Angry lorry drivers have accused government minister Michael Gove, chancellor of the Duchy of Lancaster of ‘blame shifting’ as he tells them to prepare paperwork for ports post-Brexit – an impossible task as the required government systems are not yet ready.
As the post-Brexit as chaos looms at the UK’s ports Gove warned of disruption, “if traders have not completed the right paperwork”.
The problem is though as many freight firms and Unite have told him, this is simply not possible as government systems for online paperwork are still not ready.
There are nine different solutions that are being put in place, including the main Smart Freight system – but so far they all remain untested by the industry – despite the deadline being less than 100 days away.
Firms fear they will not receive prototypes until days before the end of the UK’s 11-month transition phase on December 31.
Gove has said up to 7,000 lorries could end up clogging the roads around Dover and the Channel Tunnel. He also announced drivers will need a Kent Access Permit – dubbed “Kermit” by lorry drivers – to enter the county. It will be enforced using number plate recognition.
Over 8,000 haulage firms and 85,000 exporters will need to complete electronic forms to reach the port of Dover – or face £300 fines. “If traders have not completed the paperwork, their goods will be stopped. It is essential they get ready,” said Gove.
Both the Road Haulage Association and Logistics UK, which represents exporters, say his message has been designed to camouflage government failures and have joined Unite in condemning this complete government shambles.
“I welcome the government’s publication of its reasonable worst-case scenario, which Unite called for last week,” said Unite national officer, Adrian Jones. “However,” he added, “the publication of the document and Mr Gove’s speech to MPs on September 23 will not have provided any reassurance for Unite’s HGV driver members, industry or the communities who stand to be impacted by looming traffic and trade chaos at our borders.
“Mr Gove appeared to be warning cross-border traders and hauliers that it would be their fault if the scenarios contained within the government’s Brexit document, including queues of up to 7,000 lorries in Kent, come to fruition.
‘Full of holes’
“The fact that there will be a de-facto internal border in Kent for lorry drivers, enforced by the police, is another sign that government is planning to avoid responsibility for its own mismanagement.
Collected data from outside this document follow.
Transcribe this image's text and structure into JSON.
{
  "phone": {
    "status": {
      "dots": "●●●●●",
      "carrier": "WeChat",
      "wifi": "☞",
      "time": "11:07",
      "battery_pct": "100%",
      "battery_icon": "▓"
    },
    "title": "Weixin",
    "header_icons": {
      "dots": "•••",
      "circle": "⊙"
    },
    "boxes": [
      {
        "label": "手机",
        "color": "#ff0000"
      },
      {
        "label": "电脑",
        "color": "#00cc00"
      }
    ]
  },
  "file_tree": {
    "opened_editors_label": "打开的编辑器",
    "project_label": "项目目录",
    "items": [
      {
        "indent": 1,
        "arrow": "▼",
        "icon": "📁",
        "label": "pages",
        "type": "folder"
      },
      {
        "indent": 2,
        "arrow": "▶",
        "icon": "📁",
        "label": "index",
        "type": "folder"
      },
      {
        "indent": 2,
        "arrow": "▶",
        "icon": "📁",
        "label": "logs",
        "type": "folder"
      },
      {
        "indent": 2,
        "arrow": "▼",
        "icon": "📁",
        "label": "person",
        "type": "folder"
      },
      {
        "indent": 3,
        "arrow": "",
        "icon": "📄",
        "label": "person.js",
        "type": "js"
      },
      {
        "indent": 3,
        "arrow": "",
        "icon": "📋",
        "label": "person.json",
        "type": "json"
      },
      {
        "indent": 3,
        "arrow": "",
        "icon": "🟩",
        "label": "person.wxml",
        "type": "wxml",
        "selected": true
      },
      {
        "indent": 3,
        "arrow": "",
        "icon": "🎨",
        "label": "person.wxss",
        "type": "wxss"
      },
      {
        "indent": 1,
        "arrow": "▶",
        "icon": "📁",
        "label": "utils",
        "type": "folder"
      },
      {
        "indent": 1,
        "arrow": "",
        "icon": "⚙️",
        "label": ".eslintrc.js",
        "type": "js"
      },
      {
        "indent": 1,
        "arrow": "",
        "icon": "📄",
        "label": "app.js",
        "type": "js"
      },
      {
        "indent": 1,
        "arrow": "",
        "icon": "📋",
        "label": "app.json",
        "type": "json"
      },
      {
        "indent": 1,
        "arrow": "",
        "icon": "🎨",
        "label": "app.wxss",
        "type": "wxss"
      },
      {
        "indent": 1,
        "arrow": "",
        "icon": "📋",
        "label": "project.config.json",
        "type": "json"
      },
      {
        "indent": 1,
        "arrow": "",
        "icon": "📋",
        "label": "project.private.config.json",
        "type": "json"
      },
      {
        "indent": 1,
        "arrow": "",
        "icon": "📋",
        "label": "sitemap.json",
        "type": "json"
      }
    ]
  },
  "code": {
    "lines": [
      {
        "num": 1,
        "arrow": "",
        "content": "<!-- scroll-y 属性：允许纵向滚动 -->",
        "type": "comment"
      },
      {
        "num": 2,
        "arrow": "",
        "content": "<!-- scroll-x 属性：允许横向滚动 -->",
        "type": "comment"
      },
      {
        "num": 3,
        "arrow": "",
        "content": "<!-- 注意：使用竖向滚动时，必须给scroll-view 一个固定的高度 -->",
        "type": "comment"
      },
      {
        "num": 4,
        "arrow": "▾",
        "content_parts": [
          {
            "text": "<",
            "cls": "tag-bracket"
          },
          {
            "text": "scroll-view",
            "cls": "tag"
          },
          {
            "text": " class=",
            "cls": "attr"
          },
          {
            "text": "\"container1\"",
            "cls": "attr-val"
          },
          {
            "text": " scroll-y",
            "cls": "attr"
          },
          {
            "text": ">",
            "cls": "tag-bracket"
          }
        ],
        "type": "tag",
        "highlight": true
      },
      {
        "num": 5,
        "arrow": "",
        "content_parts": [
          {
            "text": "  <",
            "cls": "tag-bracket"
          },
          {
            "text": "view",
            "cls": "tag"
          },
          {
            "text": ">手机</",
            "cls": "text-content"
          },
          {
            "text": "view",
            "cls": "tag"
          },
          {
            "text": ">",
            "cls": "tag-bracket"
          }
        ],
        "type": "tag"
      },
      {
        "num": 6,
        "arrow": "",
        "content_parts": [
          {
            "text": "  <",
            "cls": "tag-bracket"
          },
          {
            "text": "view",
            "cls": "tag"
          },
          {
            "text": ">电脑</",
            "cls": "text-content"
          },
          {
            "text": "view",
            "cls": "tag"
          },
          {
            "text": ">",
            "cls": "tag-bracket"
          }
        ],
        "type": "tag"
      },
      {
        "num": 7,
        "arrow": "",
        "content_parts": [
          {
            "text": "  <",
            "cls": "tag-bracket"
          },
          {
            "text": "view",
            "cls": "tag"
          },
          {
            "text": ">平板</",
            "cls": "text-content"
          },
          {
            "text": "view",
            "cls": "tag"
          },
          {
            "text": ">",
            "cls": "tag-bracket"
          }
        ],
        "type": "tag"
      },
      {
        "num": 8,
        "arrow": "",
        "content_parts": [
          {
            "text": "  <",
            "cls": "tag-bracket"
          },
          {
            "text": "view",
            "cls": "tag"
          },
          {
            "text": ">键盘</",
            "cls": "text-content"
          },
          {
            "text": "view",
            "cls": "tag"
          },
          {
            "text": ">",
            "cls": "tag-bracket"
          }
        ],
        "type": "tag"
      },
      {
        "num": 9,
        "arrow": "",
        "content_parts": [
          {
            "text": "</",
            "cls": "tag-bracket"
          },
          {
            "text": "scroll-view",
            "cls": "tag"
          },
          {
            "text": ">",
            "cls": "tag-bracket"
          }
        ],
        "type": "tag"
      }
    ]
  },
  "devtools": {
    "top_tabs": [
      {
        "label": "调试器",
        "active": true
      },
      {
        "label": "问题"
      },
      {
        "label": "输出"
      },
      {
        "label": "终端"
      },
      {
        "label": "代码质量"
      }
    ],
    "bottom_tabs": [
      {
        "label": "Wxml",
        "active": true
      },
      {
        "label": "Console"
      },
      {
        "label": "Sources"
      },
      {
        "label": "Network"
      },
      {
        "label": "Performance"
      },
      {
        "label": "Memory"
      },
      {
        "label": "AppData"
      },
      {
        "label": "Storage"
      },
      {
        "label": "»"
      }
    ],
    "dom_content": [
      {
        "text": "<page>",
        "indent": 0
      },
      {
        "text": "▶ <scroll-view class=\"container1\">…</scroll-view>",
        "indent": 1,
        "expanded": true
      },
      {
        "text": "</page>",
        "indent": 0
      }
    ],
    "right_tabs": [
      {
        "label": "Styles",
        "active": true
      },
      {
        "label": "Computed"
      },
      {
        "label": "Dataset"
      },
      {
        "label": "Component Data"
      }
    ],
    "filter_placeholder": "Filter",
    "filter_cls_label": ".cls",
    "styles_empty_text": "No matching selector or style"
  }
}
It is outrageous that drivers, who are not required to prepare customs documentation, will be liable for fines because their employers got the paperwork wrong or the government’s preparations are full of holes,” said Jones.
He continued, “It is of course incumbent on businesses to ready themselves, but part of that preparation is familiarity with the complex new IT systems and border arrangements that, given the government’s dire record on software development, may not even be fit for purpose by the New Year.
“It is worrying that Mr Gove could not give a straight answer on when the digital Smart Freight system will be ready for launch, especially given the warnings from logistics operators that a test version isn’t expected until December. Nor did Mr Gove provide any substantial detail on the 29, as yet mostly unbuilt, Brexit lorry parks.
“As a matter of urgency, the government must provide a detailed update on how far along its IT customs systems are, including identifying which private contractors are involved with designing them, publish the specific locations of the lorry parks and properly engage on this issue with unions, industry, local government and communities.
“The end of the transition period is rapidly approaching, and the country cannot afford another repeat of Mr Gove’s evasive answers and blame-shifting. Unless there is significant change of direction from ministers, Unite’s HGV driver members face being stranded for days, more than likely without clean toilets, showers or decent food, with the knock-on consequences causing gridlock and doing untold damage to the economy.”